By Dominique Fong

Aussie stocks soar on unexpected rate cut

Chinese shares rose Tuesday as investors gained confidence from President Xi Jinping's recently stated support of the "healthy development" of the country's stock markets.

   The Shanghai Composite Index   gained 1.7%, while the smaller Shenzhen Composite Index rose 2.2%. 

Elsewhere in Asia, stock markets were mixed: Korea's Kospi was up 0.3% and Hong Kong's Hang Seng Index slipped 1.1%.

In Australia, shares were rising before the Reserve Bank of Australia cut the cash interest rate to 1.75% (http://www.marketwatch.com/story/reserve-bank-of-australia-cuts-cash-rate-to-175-2016-05-03-0485414), a new record low, from 2%. Pressure had been mounting in recent months for the central bank to slash rates to keep economic growth from slowing.

Japan's stock market was closed Tuesday in observance of a three-day public holiday. It will reopen Friday. The Nikkei Stock Average had tumbled 3.1% Monday on the continued disappointment that the Bank of Japan left interest rates and its easing policies unchanged last week.

In China, markets resumed trading after being closed Monday.

Chinese investors appeared to latch onto President Xi's call late last Friday -- after markets had shut -- to maintain a "healthy development of the stock market," analysts said.

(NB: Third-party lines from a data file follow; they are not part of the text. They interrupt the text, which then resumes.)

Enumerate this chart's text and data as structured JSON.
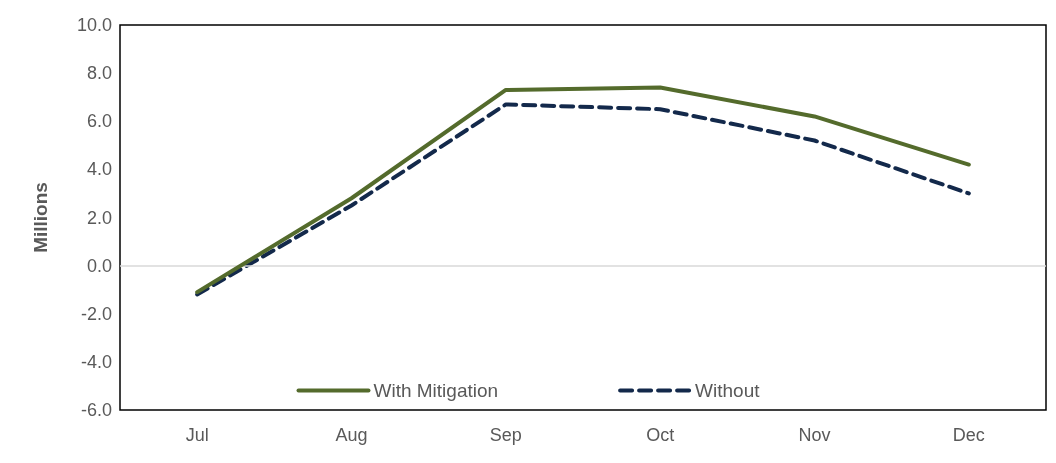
{
  "chart_data": {
    "type": "line",
    "ylabel": "Millions",
    "categories": [
      "Jul",
      "Aug",
      "Sep",
      "Oct",
      "Nov",
      "Dec"
    ],
    "series": [
      {
        "name": "With Mitigation",
        "color": "#546b2c",
        "line_style": "solid",
        "values": [
          -1.1,
          2.8,
          7.3,
          7.4,
          6.2,
          4.2
        ]
      },
      {
        "name": "Without",
        "color": "#13294b",
        "line_style": "dashed",
        "values": [
          -1.2,
          2.5,
          6.7,
          6.5,
          5.2,
          3.0
        ]
      }
    ],
    "ylim": [
      -6,
      10
    ],
    "yticks": [
      {
        "value": -6,
        "label": "-6.0"
      },
      {
        "value": -4,
        "label": "-4.0"
      },
      {
        "value": -2,
        "label": "-2.0"
      },
      {
        "value": 0,
        "label": "0.0"
      },
      {
        "value": 2,
        "label": "2.0"
      },
      {
        "value": 4,
        "label": "4.0"
      },
      {
        "value": 6,
        "label": "6.0"
      },
      {
        "value": 8,
        "label": "8.0"
      },
      {
        "value": 10,
        "label": "10.0"
      }
    ],
    "ref_lines": [
      {
        "axis": "y",
        "value": 0,
        "color": "#d9d9d9"
      }
    ],
    "grid": false,
    "legend": "bottom",
    "marker": "none"
  }
}
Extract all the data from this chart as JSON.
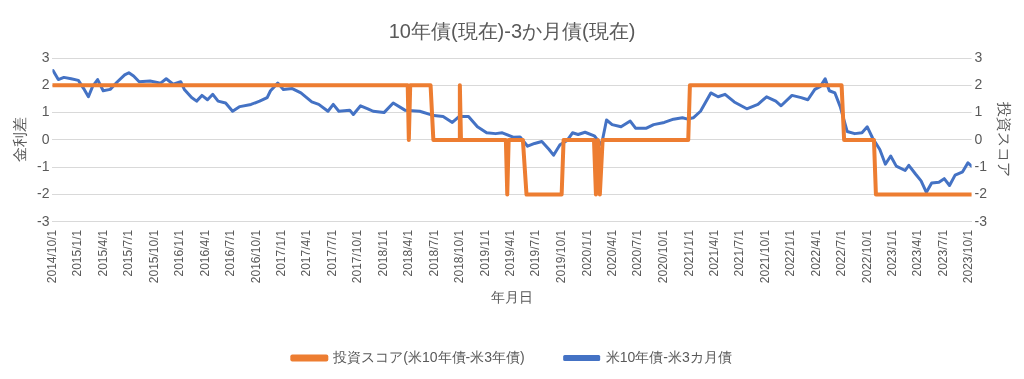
{
  "chart_data": {
    "type": "line",
    "title": "10年債(現在)-3か月債(現在)",
    "xlabel": "年月日",
    "ylabel": "金利差",
    "y2label": "投資スコア",
    "xlim": [
      "2014-10-01",
      "2023-10-10"
    ],
    "xticks": [
      {
        "value": "2014-10-01",
        "label": "2014/10/1"
      },
      {
        "value": "2015-01-01",
        "label": "2015/1/1"
      },
      {
        "value": "2015-04-01",
        "label": "2015/4/1"
      },
      {
        "value": "2015-07-01",
        "label": "2015/7/1"
      },
      {
        "value": "2015-10-01",
        "label": "2015/10/1"
      },
      {
        "value": "2016-01-01",
        "label": "2016/1/1"
      },
      {
        "value": "2016-04-01",
        "label": "2016/4/1"
      },
      {
        "value": "2016-07-01",
        "label": "2016/7/1"
      },
      {
        "value": "2016-10-01",
        "label": "2016/10/1"
      },
      {
        "value": "2017-01-01",
        "label": "2017/1/1"
      },
      {
        "value": "2017-04-01",
        "label": "2017/4/1"
      },
      {
        "value": "2017-07-01",
        "label": "2017/7/1"
      },
      {
        "value": "2017-10-01",
        "label": "2017/10/1"
      },
      {
        "value": "2018-01-01",
        "label": "2018/1/1"
      },
      {
        "value": "2018-04-01",
        "label": "2018/4/1"
      },
      {
        "value": "2018-07-01",
        "label": "2018/7/1"
      },
      {
        "value": "2018-10-01",
        "label": "2018/10/1"
      },
      {
        "value": "2019-01-01",
        "label": "2019/1/1"
      },
      {
        "value": "2019-04-01",
        "label": "2019/4/1"
      },
      {
        "value": "2019-07-01",
        "label": "2019/7/1"
      },
      {
        "value": "2019-10-01",
        "label": "2019/10/1"
      },
      {
        "value": "2020-01-01",
        "label": "2020/1/1"
      },
      {
        "value": "2020-04-01",
        "label": "2020/4/1"
      },
      {
        "value": "2020-07-01",
        "label": "2020/7/1"
      },
      {
        "value": "2020-10-01",
        "label": "2020/10/1"
      },
      {
        "value": "2021-01-01",
        "label": "2021/1/1"
      },
      {
        "value": "2021-04-01",
        "label": "2021/4/1"
      },
      {
        "value": "2021-07-01",
        "label": "2021/7/1"
      },
      {
        "value": "2021-10-01",
        "label": "2021/10/1"
      },
      {
        "value": "2022-01-01",
        "label": "2022/1/1"
      },
      {
        "value": "2022-04-01",
        "label": "2022/4/1"
      },
      {
        "value": "2022-07-01",
        "label": "2022/7/1"
      },
      {
        "value": "2022-10-01",
        "label": "2022/10/1"
      },
      {
        "value": "2023-01-01",
        "label": "2023/1/1"
      },
      {
        "value": "2023-04-01",
        "label": "2023/4/1"
      },
      {
        "value": "2023-07-01",
        "label": "2023/7/1"
      },
      {
        "value": "2023-10-01",
        "label": "2023/10/1"
      }
    ],
    "ylim": [
      -3,
      3
    ],
    "yticks": [
      -3,
      -2,
      -1,
      0,
      1,
      2,
      3
    ],
    "y2lim": [
      -3,
      3
    ],
    "y2ticks": [
      -3,
      -2,
      -1,
      0,
      1,
      2,
      3
    ],
    "grid": "y",
    "legend": "bottom",
    "marker": "none",
    "series": [
      {
        "name": "米10年債-米3カ月債",
        "color": "#4472c4",
        "x": [
          "2014-10-03",
          "2014-10-22",
          "2014-11-11",
          "2014-12-07",
          "2015-01-02",
          "2015-01-21",
          "2015-02-07",
          "2015-02-22",
          "2015-03-12",
          "2015-04-01",
          "2015-04-26",
          "2015-05-22",
          "2015-06-17",
          "2015-07-02",
          "2015-07-19",
          "2015-08-08",
          "2015-09-16",
          "2015-10-24",
          "2015-11-13",
          "2015-12-08",
          "2016-01-04",
          "2016-01-17",
          "2016-02-12",
          "2016-03-01",
          "2016-03-20",
          "2016-04-09",
          "2016-04-28",
          "2016-05-17",
          "2016-06-13",
          "2016-07-08",
          "2016-08-03",
          "2016-09-12",
          "2016-10-13",
          "2016-11-09",
          "2016-11-21",
          "2016-12-17",
          "2017-01-06",
          "2017-02-07",
          "2017-03-10",
          "2017-04-18",
          "2017-05-13",
          "2017-06-15",
          "2017-07-04",
          "2017-07-24",
          "2017-09-01",
          "2017-09-14",
          "2017-10-10",
          "2017-11-05",
          "2017-11-24",
          "2018-01-02",
          "2018-02-04",
          "2018-03-18",
          "2018-05-10",
          "2018-06-30",
          "2018-08-02",
          "2018-09-04",
          "2018-09-29",
          "2018-11-01",
          "2018-12-03",
          "2019-01-05",
          "2019-02-06",
          "2019-03-02",
          "2019-04-10",
          "2019-05-05",
          "2019-06-01",
          "2019-06-26",
          "2019-07-22",
          "2019-08-17",
          "2019-09-02",
          "2019-09-25",
          "2019-10-21",
          "2019-11-09",
          "2019-11-29",
          "2019-12-24",
          "2020-01-26",
          "2020-02-21",
          "2020-03-10",
          "2020-03-30",
          "2020-05-01",
          "2020-06-03",
          "2020-06-22",
          "2020-07-31",
          "2020-08-26",
          "2020-10-03",
          "2020-11-05",
          "2020-12-07",
          "2020-12-26",
          "2021-01-15",
          "2021-02-10",
          "2021-03-19",
          "2021-04-14",
          "2021-05-09",
          "2021-06-11",
          "2021-07-26",
          "2021-09-04",
          "2021-10-05",
          "2021-11-07",
          "2021-11-26",
          "2022-01-04",
          "2022-02-06",
          "2022-03-02",
          "2022-03-27",
          "2022-04-16",
          "2022-05-03",
          "2022-05-18",
          "2022-06-07",
          "2022-06-26",
          "2022-07-21",
          "2022-08-17",
          "2022-09-12",
          "2022-10-01",
          "2022-10-20",
          "2022-11-15",
          "2022-12-05",
          "2022-12-24",
          "2023-01-13",
          "2023-02-14",
          "2023-02-27",
          "2023-03-23",
          "2023-04-12",
          "2023-05-01",
          "2023-05-20",
          "2023-06-15",
          "2023-07-04",
          "2023-07-23",
          "2023-08-12",
          "2023-09-08",
          "2023-09-27",
          "2023-10-10"
        ],
        "values": [
          2.54,
          2.21,
          2.29,
          2.24,
          2.18,
          1.88,
          1.58,
          1.96,
          2.21,
          1.8,
          1.85,
          2.13,
          2.38,
          2.46,
          2.34,
          2.13,
          2.16,
          2.08,
          2.24,
          2.04,
          2.13,
          1.85,
          1.55,
          1.42,
          1.63,
          1.47,
          1.67,
          1.42,
          1.35,
          1.05,
          1.22,
          1.3,
          1.42,
          1.55,
          1.8,
          2.08,
          1.85,
          1.88,
          1.72,
          1.39,
          1.3,
          1.05,
          1.3,
          1.05,
          1.09,
          0.93,
          1.25,
          1.14,
          1.05,
          1.0,
          1.35,
          1.09,
          1.05,
          0.89,
          0.86,
          0.64,
          0.86,
          0.86,
          0.48,
          0.26,
          0.23,
          0.26,
          0.1,
          0.11,
          -0.23,
          -0.13,
          -0.06,
          -0.35,
          -0.56,
          -0.18,
          -0.02,
          0.26,
          0.2,
          0.28,
          0.15,
          -0.18,
          0.73,
          0.56,
          0.48,
          0.69,
          0.43,
          0.43,
          0.56,
          0.64,
          0.76,
          0.81,
          0.76,
          0.81,
          1.05,
          1.72,
          1.58,
          1.67,
          1.39,
          1.14,
          1.3,
          1.58,
          1.42,
          1.25,
          1.63,
          1.55,
          1.47,
          1.85,
          1.96,
          2.24,
          1.8,
          1.72,
          1.22,
          0.31,
          0.23,
          0.26,
          0.48,
          0.07,
          -0.35,
          -0.89,
          -0.59,
          -0.96,
          -1.12,
          -0.93,
          -1.25,
          -1.5,
          -1.92,
          -1.58,
          -1.55,
          -1.42,
          -1.67,
          -1.29,
          -1.17,
          -0.84,
          -0.96
        ]
      },
      {
        "name": "投資スコア(米10年債-米3年債)",
        "color": "#ed7d31",
        "axis": "y2",
        "x": [
          "2014-10-01",
          "2018-03-28",
          "2018-04-01",
          "2018-04-06",
          "2018-06-18",
          "2018-06-28",
          "2018-09-28",
          "2018-10-01",
          "2018-10-05",
          "2019-03-15",
          "2019-03-20",
          "2019-03-25",
          "2019-05-15",
          "2019-05-28",
          "2019-10-01",
          "2019-10-08",
          "2020-01-25",
          "2020-02-01",
          "2020-02-08",
          "2020-02-15",
          "2020-02-25",
          "2020-12-28",
          "2021-01-03",
          "2022-07-01",
          "2022-07-10",
          "2022-10-25",
          "2022-11-01",
          "2023-10-10"
        ],
        "values": [
          2,
          2,
          0,
          2,
          2,
          0,
          0,
          2,
          0,
          0,
          -2,
          0,
          0,
          -2,
          -2,
          0,
          0,
          -2,
          0,
          -2,
          0,
          0,
          2,
          2,
          0,
          0,
          -2,
          -2
        ]
      }
    ]
  }
}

Chinese leaders urged "strengthening market supervision and protecting investor interests," according to a statement carried by official media.

"They continue to believe that China will continue to maintain the stock market to become more bullish," says Castor Pang, head of research at Core Pacific-Yamaichi International, a Hong Kong brokerage.

But such optimism could be short-lived, analysts said. Recent economic data continue to underscore the slowing pace of China's economy.

On Sunday, official data showed that China's manufacturing activity grew in April, albeit at a slower pace than in March.

Then on Tuesday, an unofficial gauge indicated that total new orders were sluggish and foreign demand for Chinese goods weakened. The Caixin China general manufacturing purchasing managers' index fell to 49.4 in April compared with 49.7 in March (http://www.marketwatch.com/story/chinas-caixin-manufacturing-pmi-slips-again-2016-05-02). A reading below 50 indicates economic contraction.

The weaker data may lead investors to dial back expectations of further policy easing by China's central bank, analysts said.

"The market is still worried about whether Beijing will continue its easing policy to support growth, which is evidenced by shrinking turnover for the past few weeks," says Zheng Chunming, an analyst at Capital Securities Corp.

Korean shares slipped after data in the morning showed the consumer price index rose 1% in April from the year before as the decline in oil prices capped inflation below the 2% target.

Meanwhile, the Japanese yen hovered at its 18-month high against the U.S. dollar Monday and was recently trading at about Yen106.16 to one dollar in early Asian trading hours.

Brent crude oil prices slid 0.2% to $45.72 per barrel.